CAFA. ECF 22. II. Standard of Review “Federal courts are courts of limited jurisdiction[,]” possessing “only that power authorized by Constitution and statute.” Robb Evans & Assocs., LLC v. Holibaugh, 609 F.3d 359, 362 (4th Cir. 2010) (quoting Kokkonen v. Guardian Life Ins. Co., 511 U.S. 375, 377 (1994)). The plaintiff bears the burden of establishing subject matter jurisdiction, and it is presumed that a federal court lacks jurisdiction over a case until the plaintiff demonstrates the contrary. Kokkonen, 511 U.S. at 377; see also United States v. Poole, 531 F.3d 263, 274 (4th Cir. 2008) (“A court is to presume . . . that a case lies outside its limited jurisdiction unless and until jurisdiction has been shown to be proper.”).

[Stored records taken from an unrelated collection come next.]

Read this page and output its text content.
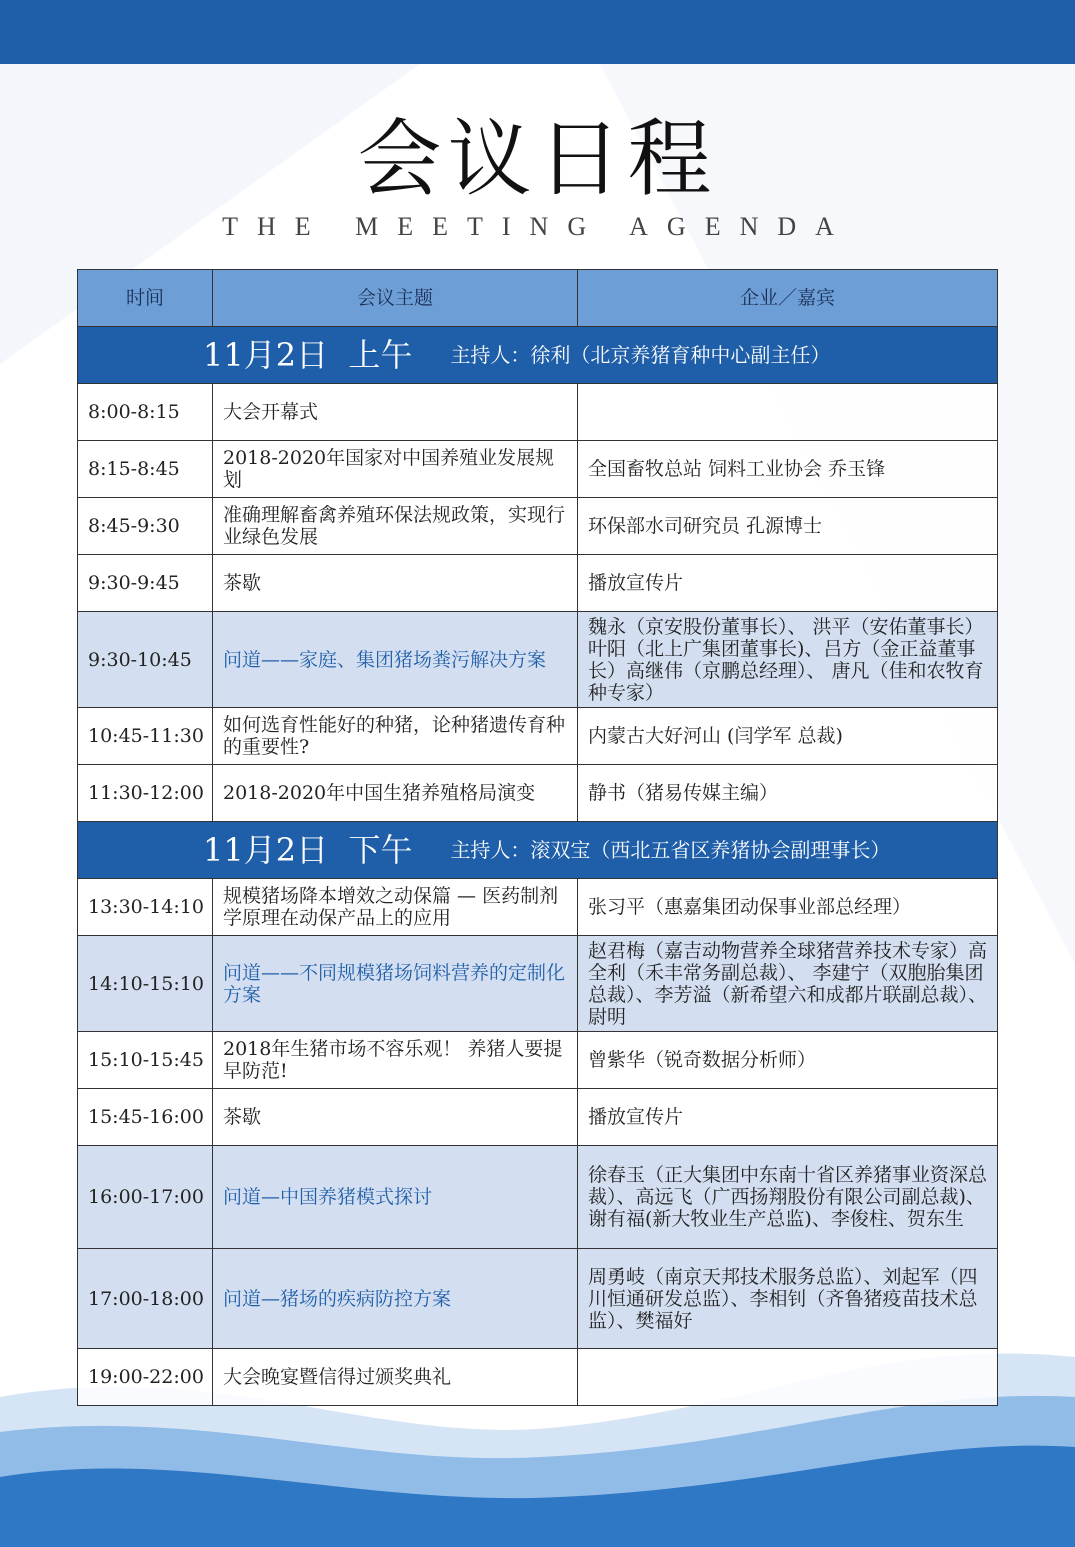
会议日程
THE MEETING AGENDA
时间	会议主题	企业／嘉宾

11月2日  上午 主持人：徐利（北京养猪育种中心副主任）		

8:00-8:15	大会开幕式	
8:15-8:45	2018-2020年国家对中国养殖业发展规划	全国畜牧总站 饲料工业协会 乔玉锋
8:45-9:30	准确理解畜禽养殖环保法规政策，实现行业绿色发展	环保部水司研究员 孔源博士
9:30-9:45	茶歇	播放宣传片
9:30-10:45	问道——家庭、集团猪场粪污解决方案	魏永（京安股份董事长）、 洪平（安佑董事长）叶阳（北上广集团董事长)、吕方（金正益董事长）高继伟（京鹏总经理）、 唐凡（佳和农牧育种专家）
10:45-11:30	如何选育性能好的种猪，论种猪遗传育种的重要性?	内蒙古大好河山 (闫学军 总裁)
11:30-12:00	2018-2020年中国生猪养殖格局演变	静书（猪易传媒主编）

11月2日  下午 主持人：滚双宝（西北五省区养猪协会副理事长）		

13:30-14:10	规模猪场降本增效之动保篇 — 医药制剂学原理在动保产品上的应用	张习平（惠嘉集团动保事业部总经理）
14:10-15:10	问道——不同规模猪场饲料营养的定制化方案	赵君梅（嘉吉动物营养全球猪营养技术专家）高全利（禾丰常务副总裁）、 李建宁（双胞胎集团总裁）、李芳溢（新希望六和成都片联副总裁）、尉明
15:10-15:45	2018年生猪市场不容乐观！ 养猪人要提早防范!	曾紫华（锐奇数据分析师）
15:45-16:00	茶歇	播放宣传片
16:00-17:00	问道—中国养猪模式探讨	徐春玉（正大集团中东南十省区养猪事业资深总裁）、高远飞（广西扬翔股份有限公司副总裁)、谢有福(新大牧业生产总监)、李俊柱、贺东生
17:00-18:00	问道—猪场的疾病防控方案	周勇岐（南京天邦技术服务总监）、刘起军（四川恒通研发总监）、李相钊（齐鲁猪疫苗技术总监）、樊福好
19:00-22:00	大会晚宴暨信得过颁奖典礼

“A motion to dismiss based on lack of subject matter jurisdiction pursuant to Rule 12(b)(1) raises the question of whether the Court has the competence or authority to hear the case.” Davis v. Thompson, 367 F. Supp. 2d 792, 799 (D. Md. 2005). When, as here, the defendant asserts a facial challenge to subject matter jurisdiction “by contending that, even assuming that the allegations are true, the complaint fails to set forth facts upon which jurisdiction is proper,” the plaintiff “is afforded the same procedural protections as he would receive under a Rule 12(b)(6) consideration[.]” Durden v. United States, 736 F.3d 296, 300 (4th Cir. 2013) (quoting Kerns v. United States, 585 F.3d 187, 192 (4th Cir. 2009)) (internal quotation marks omitted); see also Kenny v. Wilson, 885 F.3d 280, 287 (4th Cir. 2018) (applying the Rule 12(b)(6) standard on a facial challenge to jurisdiction). When ruling on a Rule 12(b)(6) motion, the Court must accept the allegations as true and draw all reasonable inferences in favor of the pleader. Williams v. Kincaid, 45 F.4th 759, 765, 777 (4th Cir. 2022). But the Court does not accept “legal conclusions couched as facts or unwarranted inferences, unreasonable conclusions, or arguments.” United

States ex rel. Taylor v. Boyko, 39 F.4th 177, 189 (4th Cir. 2022) (quoting United States ex rel. Nathan v. Takeda Pharms. N. Am., Inc., 707 F.3d 451, 455 (4th Cir. 2013)). Merely reciting a claim’s elements “and supporting them by conclusory statements does not meet the required standard.” Sheppard v. Visitors of Va. State Univ., 993 F.3d 230, 234 (4th Cir. 2021) (quoting ACA Fin. Guar. Corp. v. City of Buena Vista, 917 F.3d 206, 212 (4th Cir. 2019)). On a Rule 12(b)(6) motion, the Court “does not resolve contests surrounding facts, the merits of a claim, or the applicability of defenses.” Ray v.